P1011013“Just because you got the monkey off your back, doesn’t mean the circus has left town” George Carlin, comedian and author.

Getting sober and drug-free is hard enough for most of us, but staying that way is a challenge. The evidence is that many people coming out of abstinence-oriented treatment will relapse in the first year and most of them in the first few weeks. Recovery initiation, the start of the journey, is just that: a beginning. In the past, we’ve treated it like the main event and had little thought for what happens next.

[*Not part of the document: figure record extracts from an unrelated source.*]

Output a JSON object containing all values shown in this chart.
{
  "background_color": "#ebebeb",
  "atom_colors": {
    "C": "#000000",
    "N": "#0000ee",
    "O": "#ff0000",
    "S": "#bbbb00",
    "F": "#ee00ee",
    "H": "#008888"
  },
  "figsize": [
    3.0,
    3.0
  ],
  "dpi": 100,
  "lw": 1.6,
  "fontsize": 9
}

The circus may not have left town, but there are ways to avoid ending up in a ringside seat and having that pesky monkey trouble you again. These things are the tools of recovery. There are plenty of them and we need to find the ones that work for us. Some however are more reliable than others according to the evidence we have. Here are my own top five tools:

1. Ask for help
This journey is so much easier if we do it in the company of others. Get help. Find peer based support, service user groups, a mentor, a recovery coach, a counselor, or a support worker. Use their support and keep using it.



2. Aftercare
If just out of treatment, go to aftercare. If they don’t have aftercare see if you can find another service that does and ask them if they’ll let you come along. We do that in our service from time to time and other recovery-oriented services may well do it too.

3. Get connected

Connect to mutual aid and recovery communities. Alcoholics Anonymous, Narcotics Anonymous, Cocaine Anonymous and SMART are examples of mutual aid groups. If you go to a 12-step fellowship, get a sponsor; research indicates you are much less likely to relapse if you do. Find recovery activities like Recovery Cafes or social groups. And stick with the winners.

4. Find something to do


Meaningful activity is a predictor of sustained recovery. By that, I mean thing like volunteering; getting some qualifications or training or a job; getting to the gym or for a swim; join a leisure or social group. Meet regularly with recovery friends and supportive family members. Make plans and keep them.

5. Help others


Giving something back and supporting other folk is good for us generally, though we need to keep ourselves safe too. A kind word of encouragement to a nervous newcomer goes a long way. Spreading the message of recovery and sharing what works for you is something we can all do. Recovery is infectious and we need to spread it around.

These power tools worked for me, but there are many more in the toolbox.